For those lucky enough to have Grandma and Grandpa still with them, a beaming grandparent can be a very special addition to the graduation festivities. My older child had all four grandparents, plus a step-grandmother in attendance.
Fortunately for us, festivities were outside and tickets were unlimited. At the time, mobility was not an issue, so relatively speaking, things were smooth sailing. This time around, not so much.
Participation from older relatives may require a little extra planning to have graduation weekend be less stressful. Within my own family, as my parents and in-laws have rounded the 80 mark this year, there have been new health considerations.
Accessibility, eyesight, hearing, and balance are just some of the things I needed to think about before my elderly parents could decide whether or not to make the trek to college graduation this spring — and we’re not alone. Many other families will need to accommodate people with disabilities at graduation. Some may even need to bring along family caregivers.
Unless your child is going to school close to the extended family, travel expenses for guests can add up quickly. Expenses can take the form of transportation, accommodations, and food.
Whether traveling to your student’s college by car or by plane, both can be a bit pricey these days. Gas prices and flight costs can be quite expensive, particularly for those seniors on a fixed income.
A candid conversation about transportation with grandparents may also include not just expense but also accessibility. Wheelchair considerations and bathroom breaks all should be taken into account when evaluating the cost/benefit ratio.
I had to reserve the hotel for my daughter’s graduation a year in advance. I was on a contact list and even then had to scramble to secure a hotel. Fortunately, the commencement was within driving distance for the grandparents so they did not have to stay overnight.
If you miss the deadline for nearby hotels, some colleges offer on-campus housing (dorms, suites) for graduate families. Airbnb, Vrbo, and other short-term rentals can also be an option. Staying a town over from the college location is another way to widen the net of places to stay, but can complicate things when accounting for getting to and from campus, and parking.

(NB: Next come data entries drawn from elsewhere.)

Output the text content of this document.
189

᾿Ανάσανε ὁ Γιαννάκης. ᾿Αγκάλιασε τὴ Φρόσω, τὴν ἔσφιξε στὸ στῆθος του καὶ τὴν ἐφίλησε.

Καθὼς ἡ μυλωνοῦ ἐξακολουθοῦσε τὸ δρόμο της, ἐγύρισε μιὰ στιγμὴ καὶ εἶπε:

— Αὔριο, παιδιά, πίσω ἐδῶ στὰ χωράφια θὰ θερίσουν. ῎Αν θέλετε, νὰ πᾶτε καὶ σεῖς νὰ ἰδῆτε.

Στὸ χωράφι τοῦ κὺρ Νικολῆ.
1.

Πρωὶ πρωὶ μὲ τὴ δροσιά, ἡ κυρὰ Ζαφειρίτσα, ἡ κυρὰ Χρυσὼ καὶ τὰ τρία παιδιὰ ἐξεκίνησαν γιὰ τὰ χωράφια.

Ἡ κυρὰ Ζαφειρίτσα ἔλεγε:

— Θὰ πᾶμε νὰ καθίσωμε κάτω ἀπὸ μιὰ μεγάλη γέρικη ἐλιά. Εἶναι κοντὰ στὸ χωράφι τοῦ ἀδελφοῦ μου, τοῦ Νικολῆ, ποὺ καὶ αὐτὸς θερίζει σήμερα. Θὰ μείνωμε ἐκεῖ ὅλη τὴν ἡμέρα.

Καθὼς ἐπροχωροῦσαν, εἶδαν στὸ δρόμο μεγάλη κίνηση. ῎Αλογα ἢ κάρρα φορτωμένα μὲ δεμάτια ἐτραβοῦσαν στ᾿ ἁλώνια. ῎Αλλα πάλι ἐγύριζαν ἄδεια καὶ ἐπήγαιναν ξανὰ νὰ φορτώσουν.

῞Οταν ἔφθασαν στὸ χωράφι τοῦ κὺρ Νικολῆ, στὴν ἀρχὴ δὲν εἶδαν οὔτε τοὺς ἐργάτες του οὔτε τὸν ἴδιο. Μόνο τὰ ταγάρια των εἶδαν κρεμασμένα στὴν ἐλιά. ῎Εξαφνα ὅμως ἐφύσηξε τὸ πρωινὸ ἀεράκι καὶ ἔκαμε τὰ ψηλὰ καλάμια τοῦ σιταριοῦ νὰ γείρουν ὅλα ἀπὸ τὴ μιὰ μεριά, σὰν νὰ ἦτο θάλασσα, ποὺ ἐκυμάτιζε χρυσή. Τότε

Getting to and from graduation venues may be tricky for older adults with mobility or impairment issues. An inquiry with the university’s office of disabilities can often allay your fears, and can assist with coordination if needed, particularly with rental equipment such as wheelchairs or scooters.
Keep in mind that Senior Citizens may be on a different schedule than is planned for commencement weekend. Have conversations with your loved one about meal times, and encourage them to bring snacks especially if blood sugar could be an issue.
Best advice? Most colleges will have an office for commencement events with a website for all the guest information. Consult it early and often. Even if you’re super early with planning, you can likely get an idea of things from last year’s commencement activities and schedule. Pre-planning will result in smoother sailing not just for graduation and grandparents, but for anyone of any age attending commencement.
This year, my son’s grandparents all independently decided that they are unable to make the long trip required to attend the graduation in person. It is definitely a bummer, but understandable given where they are with their current health conditions.
And just because a loved one cannot attend your child’s graduation, doesn’t mean they cannot participate in the festivities. The proliferation of post-pandemic video options means that many, if not most, graduation ceremonies will have a live stream component.
That means my parents and in-laws can share in the joy of my adult children’s graduation from the comfort of their own homes. I will send them photos in real-time, and we can all celebrate closer to home at a time and location that works for everyone.
Congrats on your graduation, Class of 2023!!!!!